Snowboards are allowed to be ugly ! I was feeling self-conscious about taking my Ugly Stick (2005 Burton Dominant with zebra topsheet and fluoro pink/blue base) out for the first time, but it wasn't half as obnoxious as lots of other boards out there. If you just want a custom paint job, hey, that's cool too.


----------



## Guest (Feb 3, 2009)

I've only ever seen one "custom" board and it was a friend of mine's who stripped the top sheet and painted it white(as said above), then he took colored pencils to it and made some really cool almost tye-dye looking waves along the entire board(he's more of a surfer than a snowboarder). He then clear coated it. It was really sweet and he was in a lot of art programs at the time and the board won 2nd place at a county art fair. After winning, the top 3 are offered the chance to auction their art pieces for charity. He ended up pulling $200 and the guy who bought it said he was going to hang it up in his house. The board was originally an old Airwalk board. Sorry I don't have pics, but it was pretty sweet looking.


----------



## Birk (Jan 28, 2009)

Its really cool with custom graphics. A unique board that stands out!

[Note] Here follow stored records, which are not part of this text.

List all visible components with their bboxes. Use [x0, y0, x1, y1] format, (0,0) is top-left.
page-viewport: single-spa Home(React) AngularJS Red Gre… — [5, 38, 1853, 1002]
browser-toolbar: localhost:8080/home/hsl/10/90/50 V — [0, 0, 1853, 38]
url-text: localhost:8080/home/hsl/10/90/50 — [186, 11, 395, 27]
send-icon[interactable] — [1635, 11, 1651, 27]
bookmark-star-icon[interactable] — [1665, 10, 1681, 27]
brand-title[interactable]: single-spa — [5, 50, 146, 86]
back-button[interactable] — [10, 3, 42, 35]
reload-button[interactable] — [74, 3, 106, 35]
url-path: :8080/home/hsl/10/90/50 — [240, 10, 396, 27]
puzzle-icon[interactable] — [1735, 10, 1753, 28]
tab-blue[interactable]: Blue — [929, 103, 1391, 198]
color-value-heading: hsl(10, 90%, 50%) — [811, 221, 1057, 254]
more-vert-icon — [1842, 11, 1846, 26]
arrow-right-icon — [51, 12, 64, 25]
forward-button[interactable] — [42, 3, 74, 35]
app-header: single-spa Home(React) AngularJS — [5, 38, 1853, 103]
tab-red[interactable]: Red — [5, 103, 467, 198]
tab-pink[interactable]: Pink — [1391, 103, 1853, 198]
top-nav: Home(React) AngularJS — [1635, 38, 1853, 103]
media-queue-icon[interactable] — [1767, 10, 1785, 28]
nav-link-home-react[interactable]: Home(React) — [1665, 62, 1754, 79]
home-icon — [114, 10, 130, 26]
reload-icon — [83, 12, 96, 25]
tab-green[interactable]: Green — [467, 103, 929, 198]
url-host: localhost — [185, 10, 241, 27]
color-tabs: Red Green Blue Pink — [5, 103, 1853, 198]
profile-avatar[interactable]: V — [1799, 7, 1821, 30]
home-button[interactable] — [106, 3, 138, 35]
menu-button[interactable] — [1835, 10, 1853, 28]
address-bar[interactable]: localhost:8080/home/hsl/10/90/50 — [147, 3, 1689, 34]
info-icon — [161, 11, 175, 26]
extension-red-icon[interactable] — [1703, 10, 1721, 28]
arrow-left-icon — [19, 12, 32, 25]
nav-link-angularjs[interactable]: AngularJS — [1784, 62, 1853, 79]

I've just started working on one of my boards, it's gonna be awesome!


----------



## Rocan (Dec 3, 2008)

arsenic0 said:


> Spend your time not looking like a noob and less about what you look like ..
> 
> If your pulling 360's in front of people with a purple board you are still > them.


purple is the steeziest color ever invented...

my bike is frickin purple...

guess what color my girlfriend wears most often? 

yep, purple :cheeky4::cheeky4:


----------



## Birk (Jan 28, 2009)

purple is the new pink!
pink rocks btw


----------



## bakesale (Nov 28, 2008)

i agree, purple is the shit. Purple is the colour of Kings. I rock the purple toque and one of my pairs of goggles are purple. I'd commit murder to get a purple snowboard.


----------



## mijinkal (Jan 9, 2009)

Back when I was a kid, you'd get beat up for wearing pink or purple.


----------



## Willy36 (Dec 29, 2008)

Well see, in the right setting, no self-respecting man will beat you up for wearing purple. For example, I have a Jimi Hendrix shirt that's mostly white, but it's got a fair bit of purple on it, too. So again, if you have a flaming purple board and you can outride everyone on the mountain, you're solid.


----------



## supergoose (Jan 20, 2009)

One of my boards is custom / hand made and I chose an orange with silver glitter flame paint job.... rides like a dream too


----------



## mijinkal (Jan 9, 2009)

Nice!! that looks pretty slick!


----------



## Guest (Feb 4, 2009)

Here is mine 
What it looked like when i got it, free old rental board 








When I was done with it


----------



## Guest (Feb 4, 2009)

dude that VW one is so nice

I want one with a giant girl being decapitated by a penis sword


----------



## Guest (Feb 4, 2009)

Lynch[425] said:


> dude that VW one is so nice
> 
> I want one with a giant girl being decapitated by a penis sword


lol thanks, the paint has held up quite well too which i was suprised. I painted it last semester for a project in my automotive paint elective class. The only places it has chipped was right by the edges where i carve alot


----------



## Rocan (Dec 3, 2008)

hockeystar17mnj said:


> lol thanks, the paint has held up quite well too which i was suprised. I painted it last semester for a project in my automotive paint elective class. The only places it has chipped was right by the edges where i carve alot


ahhh i forgot about your board...

there must be a way to keep the edges from chipping in the way that the stock paint does :dunno:


----------



## Guest (Feb 5, 2009)

Rocan said:


> ahhh i forgot about your board...
> 
> there must be a way to keep the edges from chipping in the way that the stock paint does :dunno:


Yea im not sure what I could have used to prevent the side chipping. if anyone has suggestions Ill use it on the next board I paint


----------



## Rocan (Dec 3, 2008)

hockeystar17mnj said:


> Yea im not sure what I could have used to prevent the side chipping. if anyone has suggestions Ill use it on the next board I paint


clear car bra...

or clear tape on the edges... same stuff..

i use it on my bike so my chain doesnt scratch up my chainstay. 


works like a charm and hardly noticable.


----------



## Guest (Feb 6, 2009)

Rocan said:


> clear car bra...
> 
> or clear tape on the edges... same stuff..
> 
> ...


If you can, try to get the 3m brand. It's much more durable than other brands.


----------



## Triple8Sol (Nov 24, 2008)

I have friends in the bodyshop industry that have painted their own boards because of chips/scratches or whatever. If you do have it done, just make sure it's prepped properly, and that they add some flex agent.


----------